Sunday, July 13, 2014

Two-minutes of rest! Oh so the best!

Moving into the strength phase is best analogized by visualizing dragging a bull moose carcass up a mountainside and ever five feet you get a pit-stop for two minutes to enjoy the scenery. Hands down the strength phase is the greatest chapter in Captain Chaos's playbook... manly exercises with plenty of grunting and strutting around, and then long pauses of rest. There is a great deal of comic value in seeing a chicken-legged thirty-something struggle to lift 175 lbs, but until the gym's management loosens their antiquated stance on GoPro usage in the cardio room we'll have to stick with observing the locals for blog material.

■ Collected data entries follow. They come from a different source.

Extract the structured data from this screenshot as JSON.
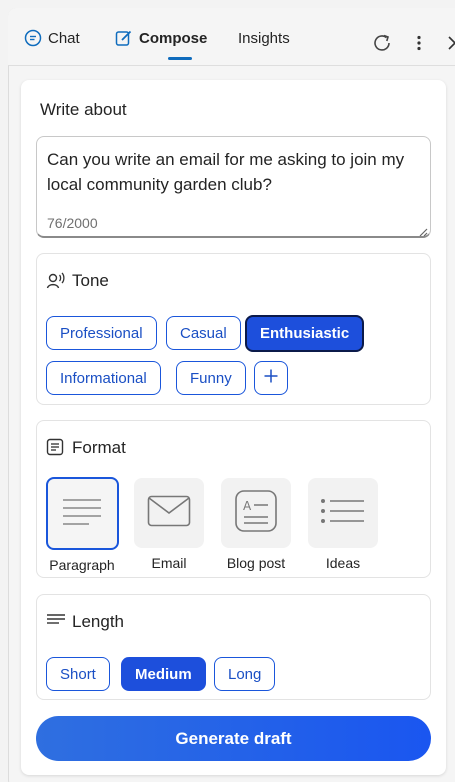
{
  "tabs": {
    "chat": "Chat",
    "compose": "Compose",
    "insights": "Insights"
  },
  "write_about": {
    "label": "Write about",
    "value": "Can you write an email for me asking to join my local community garden club?",
    "counter": "76/2000"
  },
  "tone": {
    "title": "Tone",
    "options": [
      "Professional",
      "Casual",
      "Enthusiastic",
      "Informational",
      "Funny"
    ],
    "selected": "Enthusiastic",
    "add_icon": "plus-icon"
  },
  "format": {
    "title": "Format",
    "options": [
      "Paragraph",
      "Email",
      "Blog post",
      "Ideas"
    ],
    "selected": "Paragraph"
  },
  "length": {
    "title": "Length",
    "options": [
      "Short",
      "Medium",
      "Long"
    ],
    "selected": "Medium"
  },
  "generate_label": "Generate draft",
  "colors": {
    "accent": "#1d4fdc",
    "tab_underline": "#0f6cbd"
  }
}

When Jaron and I have two-minutes of rest in between twenty to twenty-five collective sets our minds begin to churn out some interesting stuff. Such as the "Aftermarket ladies" with so much plastic surgery they have very little OEM (original equipment manufacturer) parts. Observing body dysmorphic disorder in real time is a discomforting unspoken shared experience with the others around me. Part pity gaze. Part freak show amusement. Part rubber-necking to see the twisted human flesh.
 
So I don't end on a depressed note (that until you read the strength work outs below), another of Jaron's favorites are the various "Cardio Queens" in the general population. There are the queens that camp out on the tread mill with multiple fluid bottles, magazines, bedazzled iPhone, and surrounded by their gossip court. And the costly manicured queens coming to the gym with more fine apparel than a British royal wedding. The queens of speed cardio... visualize anorexia in a 5-Hour Energy shot.

Legs
5 sets of 5
Dead lifts 205lbs
Hack Squats 135lbs
Leg Extensions 80lbs per leg

Back & Arms
5 sets of 5
Pull ups
Pivot bar rows (narrow grip)
Bar bell curls 70lbs
Wide grip overhand lat pull downs
5 sets of 10 revers flies 20lb dumb bells

Chest & Tris
5 sets of 5
Bench press 175lbs
Standing shoulder press 35lbs
Dips
3 sets of 10 Opposing cable chest press 80lbs with 10 pushups

1 comment:

  1. Rare is the client who does not appreciate the beauty of "strength phase". And there are no words to describe the depravity of subjects and rhetoric dispensed in two minute spurts when Ole JT and I have that kind of time to kill! The disturbing lack of OEM parts in the cougar den, sure... predictable even. Cardio Queens holding court, you betcha. Purple skin and the incessant need to drop weights to call attention to your shriveled nutsack, Mr. Steroid man... noted. I think the mass majority of gym hipsters, knowingly or not, are stuck in this phase. It's got enough cache to keep 'em coming back. Like ole boy said: manly exercises, plenty of time to observe and run your mouth, what's not to like?! There have been rumblings of one or two possible future blog developments: a "clip show" tribute blog with "best of" material, and a "Dr. Dre, Rehab album" -level rumor of a Kraustianic takeover blog! This is all probably news to Jarvis, who has a working memory just shy of 10 second Tom, a la 50 First Dates. Rally the troops, we need one, if not both to happen. Hide your kids, if I get free rein to post a blog soon! It can only end badly. My vocabulary, robust as it may sometimes appear, still revolves around four letter words. Ye be warned!